LONDON, March 22 (Reuters) - Generali has asked advisory bank Rothschild to find a new owner for its subsidiaries in Colombia, Ecuador and Panama, sources told Reuters, as Italy’s biggest insurer seeks to leave markets where it lacks scale.
Generali’s French boss Philippe Donnet aims to raise about 1 billion euros ($1.1 billion) by exiting 13 to 15 countries across the world in a bid to cut costs and improve returns.
Representatives of Generali declined to comment while Rothschild was not immediately available for comment.
Generali’s exit roadmap also includes a handful of European countries such as the Netherlands, Belgium and Portugal where it has a marginal presence, the sources said.

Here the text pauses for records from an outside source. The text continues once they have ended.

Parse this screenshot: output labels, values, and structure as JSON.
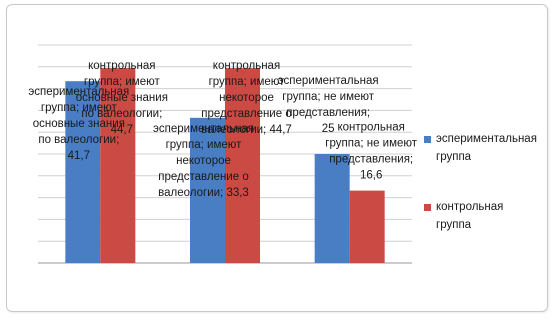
{
  "chart_data": {
    "type": "bar",
    "categories": [
      "имеют основные знания по валеологии",
      "имеют некоторое представление о валеологии",
      "не имеют представления"
    ],
    "series": [
      {
        "name": "эспериментальная группа",
        "color": "#4a7ec4",
        "values": [
          41.7,
          33.3,
          25
        ]
      },
      {
        "name": "контрольная группа",
        "color": "#cc4a44",
        "values": [
          44.7,
          44.7,
          16.6
        ]
      }
    ],
    "data_labels": [
      [
        "эспериментальная группа; имеют основные знания по валеологии; 41,7",
        "эспериментальная группа; имеют некоторое представление о валеологии; 33,3",
        "эспериментальная группа; не имеют представления; 25"
      ],
      [
        "контрольная группа; имеют основные знания по валеологии; 44,7",
        "контрольная группа; имеют некоторое представление о валеологии; 44,7",
        "контрольная группа; не имеют представления; 16,6"
      ]
    ],
    "ylim": [
      0,
      50
    ],
    "grid": true,
    "legend_position": "right"
  }
}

It is using different banks in each market, the sources said, adding Deutsche Bank has recently been tasked with reviewing options in Belgium.

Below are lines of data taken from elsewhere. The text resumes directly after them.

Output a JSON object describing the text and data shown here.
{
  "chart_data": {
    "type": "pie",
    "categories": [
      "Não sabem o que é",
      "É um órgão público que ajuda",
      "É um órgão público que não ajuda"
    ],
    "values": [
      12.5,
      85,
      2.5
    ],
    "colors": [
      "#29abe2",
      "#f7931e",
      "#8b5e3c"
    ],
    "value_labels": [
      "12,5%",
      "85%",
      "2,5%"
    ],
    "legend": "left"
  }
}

They said a sale process could start after Generali wraps up the sale of its Dutch business, which generated 5.4 million euros in net profit in 2015. This process is led by French lender BNP Paribas and may attract interest from private equity investors among others.
Meanwhile Generali, which has more than 500 billion euros in invested assets, will continue investing in core Latin American markets such as Brazil and Argentina, the sources said, while operations in Colombia, Ecuador and Panama are deemed too small to justify its presence.

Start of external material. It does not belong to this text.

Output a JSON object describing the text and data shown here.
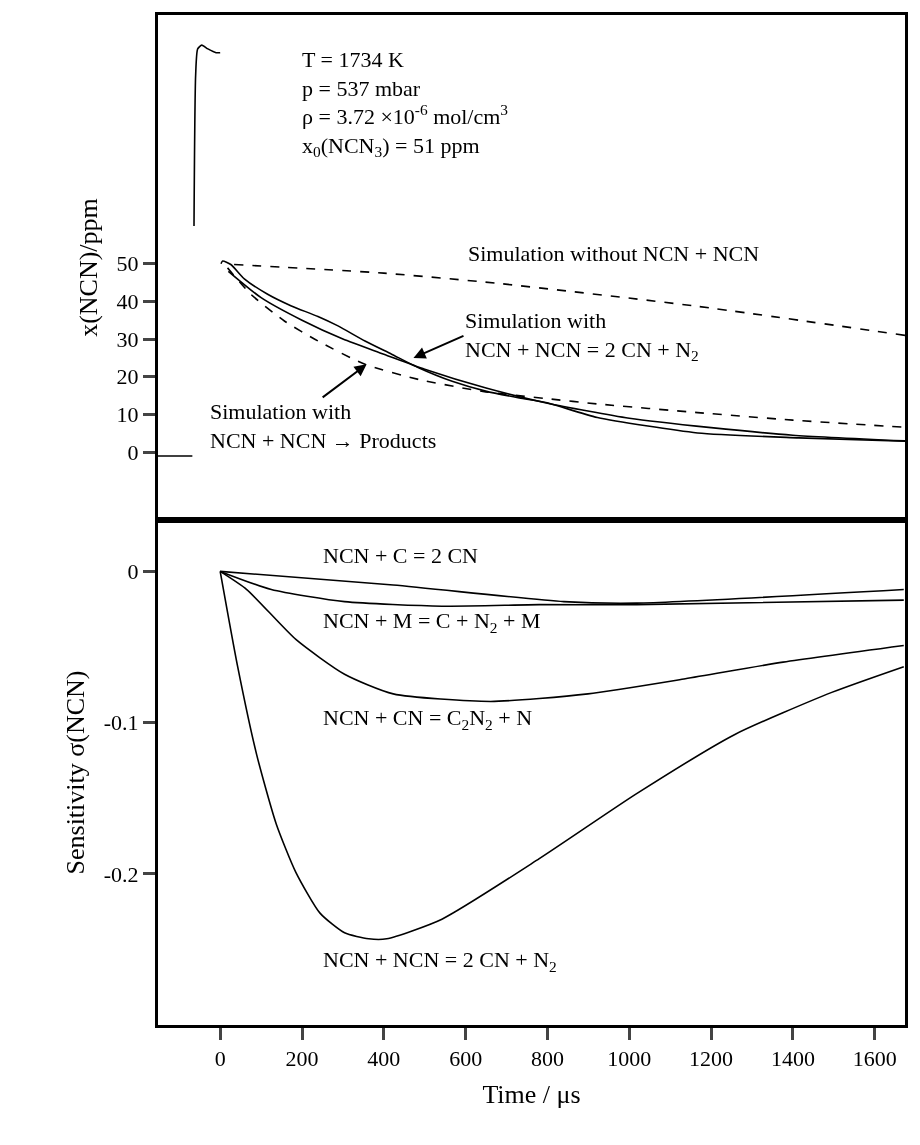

Rothschild is in the process of sounding out potential bidders for the three Latam countries, the sources said, adding information packages have been sent out to interested parties.
Local players are expected to submit offers for the three units which are being sold in separate auctions, one of the sources said.
Local firm Seguros de Vida Suramericana ranked as Colombia’s largest insurer in 2015, according to data from insurance ratings agency A.M. Best, while Panama’s Compania Internacional de Seguros and Ecuador’s Seguros Sucre dominated 2015 league tables in Panama and Ecuador, respectively.
Generali recently came under pressure as it tried to fend off a takeover attempt by Italy’s biggest retail bank, Intesa Sanpaolo, which was hoping to create a financial giant with a market value of around 60 billion euros.
On Feb. 24 Intesa decided against launching a takeover bid for Generali, arguing the deal would not create enough value for its investors.
The Italian insurer, whose biggest shareholder is investment bank Mediobanca, recently played down the prospects of a takeover as it reported its highest ever full-year operating profit and said it would raise dividends to boost value for shareholders.